Hutch hi-Performance inc.
- New logo for Hutch Hi-Performance
- Industry: Bicycles
- Predecessor: Hutch BMX
- Founded: 1979; 47 years ago in Pasadena, Maryland, U.S.
- Founder: Richard Hutchins
- Headquarters: United States
- Area served: Worldwide
- Products: Hutch Pro Racer
- Website: Hutch

= Hutch BMX =

American BMX bicycle manufacturer

Hutch BMX was founded in 1979 by bicycle store owner Richard Hutchins in Pasadena, Maryland. Hutch BMX grew from a bicycle shop to a mail order business, and then to a BMX bicycle manufacturer, who's higher end models were among the most expensive BMX bikes of the time.

==History==
===Hutch BMX mail order business===
Hutch BMX started out as a bicycle shop. Shop owner Richard Hutchins noticed many young BMX enthusiasts wanted bike parts which were only available on the West Coast. Eventually there were so many mail order customers that Hutchins closed the bike shop and became a mail order company to sell full time.

===Hutch BMX manufacturer===
By 1980, when Hutchins wanted to transition his business from a mail-order shop to a bicycle manufacturer, he contracted Profile Racing and Speed Unlimited to build his first BMX frames. Profile build frames for Hutch for about a year and a half. Hutchins also soon used other outsourced builders like MCS and VDC.

In February 1981, Richard Hutchins acquired the rights to Titron Components, manufacturer of the first round cage BMX pedals (name Bear Trap), and hired its founder, Bill Grove, as the design engineer for Hutch Hi-Performance Products. Grove designed signature Hutch components including the legendary Deep-H stem, Western-H Freestyle stem, Aerospeed cranks. Changes to Grove's pedals were continually made and offered by Hutch, evolving from the Titron branded Bear Trap pedals into what eventually became the signature Hutch Pedals. Hutch's "Hutch Pedals" came in three models - Pro, Freestyle, and Mini (and although people often simply referred to them by the nickname bear trap, as they did other brands of bear trap shaped pedals, Hutch's never had the model name "Bear Trap"). Manufacturing of the components was outsourced to other dedicated machine shops and fabricators. Hutchins partnered with Profile Racing to produce the early Hutch 3-piece cranks.

In 1982, Hutch moved into a dedicated manufacturing facility, where it installed machinery including tube benders, automatic production jigs, polishing equipment, and CNC lathes, and began producing components such as frames, forks, handlebars, seat posts, and crank arms.

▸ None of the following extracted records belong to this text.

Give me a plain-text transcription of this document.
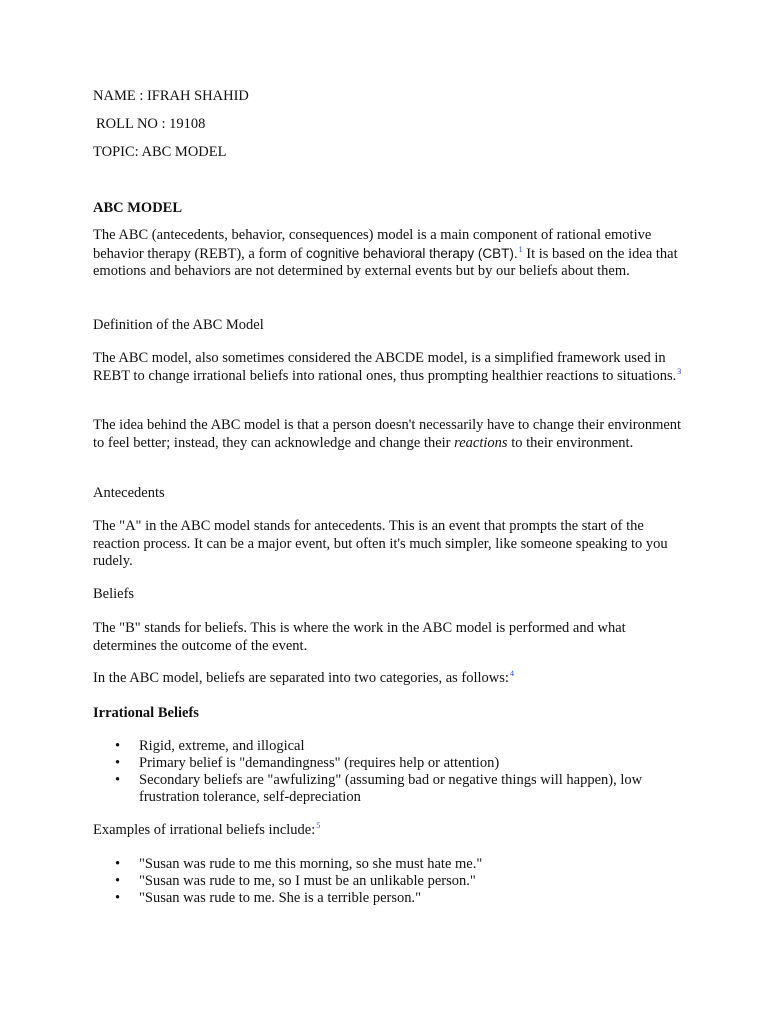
NAME : IFRAH SHAHID
ROLL NO : 19108
TOPIC: ABC MODEL
ABC MODEL

The ABC (antecedents, behavior, consequences) model is a main component of rational emotive behavior therapy (REBT), a form of cognitive behavioral therapy (CBT).$^1$ It is based on the idea that emotions and behaviors are not determined by external events but by our beliefs about them.

Definition of the ABC Model

The ABC model, also sometimes considered the ABCDE model, is a simplified framework used in REBT to change irrational beliefs into rational ones, thus prompting healthier reactions to situations.$^3$

The idea behind the ABC model is that a person doesn't necessarily have to change their environment to feel better; instead, they can acknowledge and change their reactions to their environment.

Antecedents

The "A" in the ABC model stands for antecedents. This is an event that prompts the start of the reaction process. It can be a major event, but often it's much simpler, like someone speaking to you rudely.

Beliefs

The "B" stands for beliefs. This is where the work in the ABC model is performed and what determines the outcome of the event.

In the ABC model, beliefs are separated into two categories, as follows:$^4$

Irrational Beliefs
• Rigid, extreme, and illogical
• Primary belief is "demandingness" (requires help or attention)
• Secondary beliefs are "awfulizing" (assuming bad or negative things will happen), low frustration tolerance, self-depreciation

Examples of irrational beliefs include:$^5$

• "Susan was rude to me this morning, so she must hate me."
• "Susan was rude to me, so I must be an unlikable person."
• "Susan was rude to me. She is a terrible person."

Contemporary accounts indicate that Hutch employed more than 55 welders by 1983, although some frames continued to be produced by outside manufacturers. By 1983/1984, Hutch also being using Taiwan production for bikes, and as well as using components made by Japanese companies, such as Hutch Pedals being made by Sakae of Japan, Hutch wheels made by OGK, and other Japanese-sourced components.

Hutch sponsored some of the most talented riders in the sport, including Tim Judge, Rich Farside, Toby Henderson, and Mike Miranda. By 1985, Hutch began offering frames named “Judge” and “Hollywood”, named after Tim Judge and Mike “Hollywood” Miranda.

The Hutch brand name was purchased in 2008 by John de Bruin, and currently sells Hutch branded bicycles and components under the name Hutch Hi-Performance BMX.